Comment Re:Good? (Score 1) 273

I agree with the stringent requirements London has for taxi drivers. I think this should be a requirement. You should be able to tell me at least three ways to get to any one place -- without a map, without GPS, without tech aids. Can't? Then you have no experience as a driver and I should, by default, not trust you. Uber drivers don't know the cities like taxi drivers do. Some shortcuts will get you killed.

Would you favor a more general raising-of-the-bar for drivers licenses for all drivers? The stuff you're talking about sounds pretty important and I can't think of any reasons that only people who do it for pay would be affected by it. And plenty of them do have passengers (or other cars' drivers and passengers!) in their hands. I doubt anyone would be able to make a connection between money and the safety issues that you bring up.

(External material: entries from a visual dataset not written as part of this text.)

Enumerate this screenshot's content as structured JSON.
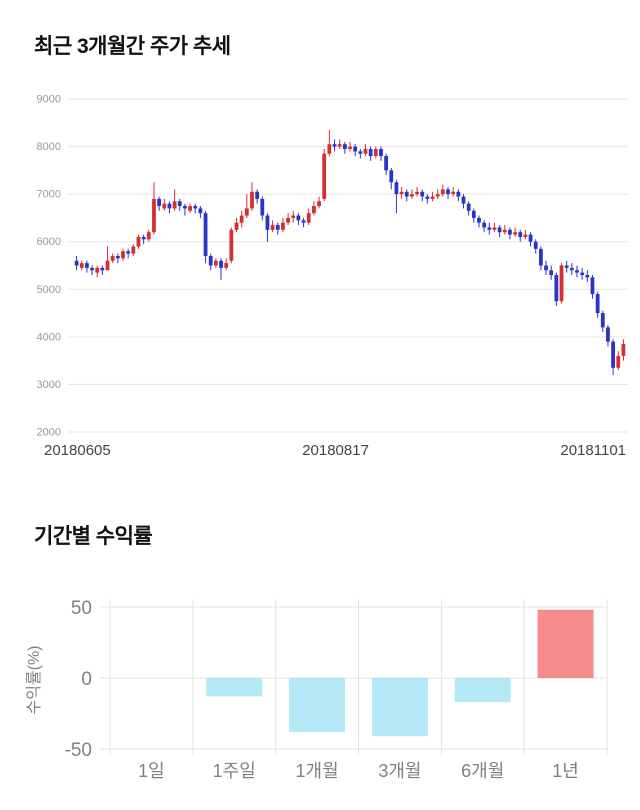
{
  "price_section": {
    "title": "최근 3개월간 주가 추세"
  },
  "returns_section": {
    "title": "기간별 수익률"
  },
  "chart_data": [
    {
      "type": "candlestick",
      "title": "최근 3개월간 주가 추세",
      "ylim": [
        2000,
        9000
      ],
      "y_ticks": [
        9000,
        8000,
        7000,
        6000,
        5000,
        4000,
        3000,
        2000
      ],
      "x_labels": [
        "20180605",
        "20180817",
        "20181101"
      ],
      "grid": true,
      "colors": {
        "up": "#d62f2f",
        "down": "#2a35c8",
        "grid": "#e6e6e6",
        "tick_text": "#999999",
        "x_label_text": "#444444"
      },
      "candles": [
        [
          5600,
          5700,
          5400,
          5500
        ],
        [
          5450,
          5600,
          5400,
          5550
        ],
        [
          5550,
          5600,
          5350,
          5450
        ],
        [
          5450,
          5500,
          5300,
          5400
        ],
        [
          5350,
          5500,
          5250,
          5450
        ],
        [
          5450,
          5500,
          5300,
          5400
        ],
        [
          5400,
          5900,
          5400,
          5600
        ],
        [
          5600,
          5750,
          5550,
          5700
        ],
        [
          5700,
          5750,
          5550,
          5650
        ],
        [
          5650,
          5850,
          5600,
          5800
        ],
        [
          5800,
          5850,
          5650,
          5750
        ],
        [
          5750,
          5950,
          5700,
          5900
        ],
        [
          5900,
          6150,
          5850,
          6100
        ],
        [
          6100,
          6150,
          5950,
          6050
        ],
        [
          6050,
          6250,
          6000,
          6200
        ],
        [
          6200,
          7250,
          6150,
          6900
        ],
        [
          6900,
          6950,
          6650,
          6750
        ],
        [
          6700,
          6900,
          6650,
          6800
        ],
        [
          6800,
          6850,
          6600,
          6700
        ],
        [
          6700,
          7100,
          6650,
          6850
        ],
        [
          6850,
          6900,
          6650,
          6750
        ],
        [
          6750,
          6800,
          6550,
          6700
        ],
        [
          6650,
          6800,
          6600,
          6750
        ],
        [
          6750,
          6800,
          6600,
          6700
        ],
        [
          6700,
          6750,
          6500,
          6600
        ],
        [
          6600,
          6650,
          5550,
          5700
        ],
        [
          5700,
          5750,
          5400,
          5500
        ],
        [
          5500,
          5650,
          5450,
          5600
        ],
        [
          5600,
          5650,
          5200,
          5450
        ],
        [
          5450,
          5650,
          5400,
          5550
        ],
        [
          5600,
          6300,
          5550,
          6250
        ],
        [
          6250,
          6500,
          6200,
          6400
        ],
        [
          6400,
          6650,
          6300,
          6550
        ],
        [
          6550,
          7000,
          6500,
          6700
        ],
        [
          6700,
          7250,
          6650,
          7050
        ],
        [
          7050,
          7100,
          6800,
          6900
        ],
        [
          6900,
          6950,
          6450,
          6550
        ],
        [
          6550,
          6600,
          6000,
          6250
        ],
        [
          6250,
          6450,
          6200,
          6350
        ],
        [
          6350,
          6400,
          6150,
          6250
        ],
        [
          6250,
          6500,
          6200,
          6400
        ],
        [
          6400,
          6600,
          6350,
          6500
        ],
        [
          6500,
          6650,
          6400,
          6550
        ],
        [
          6550,
          6600,
          6350,
          6450
        ],
        [
          6450,
          6500,
          6300,
          6400
        ],
        [
          6400,
          6700,
          6350,
          6600
        ],
        [
          6600,
          6850,
          6550,
          6750
        ],
        [
          6750,
          6950,
          6700,
          6850
        ],
        [
          6900,
          7950,
          6850,
          7850
        ],
        [
          7850,
          8350,
          7800,
          8050
        ],
        [
          8050,
          8150,
          7900,
          8000
        ],
        [
          8000,
          8150,
          7950,
          8050
        ],
        [
          8050,
          8100,
          7850,
          7950
        ],
        [
          7950,
          8100,
          7900,
          8000
        ],
        [
          8000,
          8050,
          7800,
          7900
        ],
        [
          7900,
          7950,
          7750,
          7850
        ],
        [
          7850,
          8050,
          7800,
          7950
        ],
        [
          7950,
          8000,
          7700,
          7800
        ],
        [
          7800,
          8000,
          7750,
          7950
        ],
        [
          7950,
          8000,
          7700,
          7800
        ],
        [
          7800,
          7850,
          7400,
          7500
        ],
        [
          7500,
          7550,
          7100,
          7250
        ],
        [
          7250,
          7300,
          6600,
          7000
        ],
        [
          7000,
          7150,
          6900,
          7050
        ],
        [
          7050,
          7100,
          6850,
          6950
        ],
        [
          6950,
          7100,
          6900,
          7000
        ],
        [
          7000,
          7150,
          6950,
          7050
        ],
        [
          7050,
          7100,
          6850,
          6950
        ],
        [
          6950,
          7000,
          6800,
          6900
        ],
        [
          6900,
          7050,
          6850,
          6950
        ],
        [
          6950,
          7100,
          6900,
          7000
        ],
        [
          7000,
          7200,
          6950,
          7100
        ],
        [
          7100,
          7150,
          6900,
          7000
        ],
        [
          7000,
          7150,
          6950,
          7050
        ],
        [
          7050,
          7100,
          6850,
          6950
        ],
        [
          6950,
          7000,
          6700,
          6800
        ],
        [
          6800,
          6850,
          6550,
          6650
        ],
        [
          6650,
          6700,
          6400,
          6500
        ],
        [
          6500,
          6550,
          6300,
          6400
        ],
        [
          6400,
          6450,
          6200,
          6300
        ],
        [
          6300,
          6400,
          6150,
          6250
        ],
        [
          6250,
          6400,
          6200,
          6300
        ],
        [
          6300,
          6350,
          6100,
          6200
        ],
        [
          6200,
          6350,
          6150,
          6250
        ],
        [
          6250,
          6300,
          6050,
          6150
        ],
        [
          6150,
          6300,
          6100,
          6200
        ],
        [
          6200,
          6250,
          6000,
          6100
        ],
        [
          6100,
          6250,
          6050,
          6150
        ],
        [
          6150,
          6200,
          5900,
          6000
        ],
        [
          6000,
          6050,
          5750,
          5850
        ],
        [
          5850,
          5900,
          5400,
          5500
        ],
        [
          5500,
          5600,
          5300,
          5400
        ],
        [
          5400,
          5500,
          5200,
          5300
        ],
        [
          5300,
          5350,
          4650,
          4750
        ],
        [
          4750,
          5550,
          4700,
          5500
        ],
        [
          5500,
          5600,
          5350,
          5450
        ],
        [
          5450,
          5550,
          5300,
          5400
        ],
        [
          5400,
          5500,
          5250,
          5350
        ],
        [
          5350,
          5450,
          5200,
          5300
        ],
        [
          5300,
          5400,
          5150,
          5250
        ],
        [
          5250,
          5300,
          4800,
          4900
        ],
        [
          4900,
          4950,
          4400,
          4500
        ],
        [
          4500,
          4550,
          4100,
          4200
        ],
        [
          4200,
          4250,
          3800,
          3900
        ],
        [
          3900,
          3950,
          3200,
          3350
        ],
        [
          3350,
          3700,
          3300,
          3600
        ],
        [
          3600,
          3950,
          3500,
          3850
        ]
      ]
    },
    {
      "type": "bar",
      "title": "기간별 수익률",
      "ylabel": "수익률(%)",
      "categories": [
        "1일",
        "1주일",
        "1개월",
        "3개월",
        "6개월",
        "1년"
      ],
      "values": [
        0,
        -13,
        -38,
        -41,
        -17,
        48
      ],
      "y_ticks": [
        50,
        0,
        -50
      ],
      "ylim": [
        -50,
        50
      ],
      "grid": true,
      "colors": {
        "positive": "#f58b8b",
        "negative": "#b5e8f5",
        "grid": "#e2e2e2",
        "text": "#808080"
      }
    }
  ]
}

BTW, I loved your bit about how anyone who wants to save a few bucks on cabs, is now an "Ayn Rand capitalist." I know a whole bunch of drunks who are going to be very amused to learn that about themselves. Half of them probably mistakenly think they're on the left end of the political spectrum.

Comment Re:Awesome! (Score 1) 276

A good way for the government to circumvent the law, would be to change the wording at the top of the list from "these people are banned" to "we have concerns about these people."

If an undesirable (hippie, NRA member, unflattering editorialist, Planned Parenthood employee, Planned Parenthood protester, Defcon presenter) wishes to board a plane, the government could ask or recommend the airline to refuse service, without saying why. The airline, since they would be easily subject to various forms of unprovable harassment, would "voluntarily" comply.

Then nobody is banned; the government is merely making suggestions.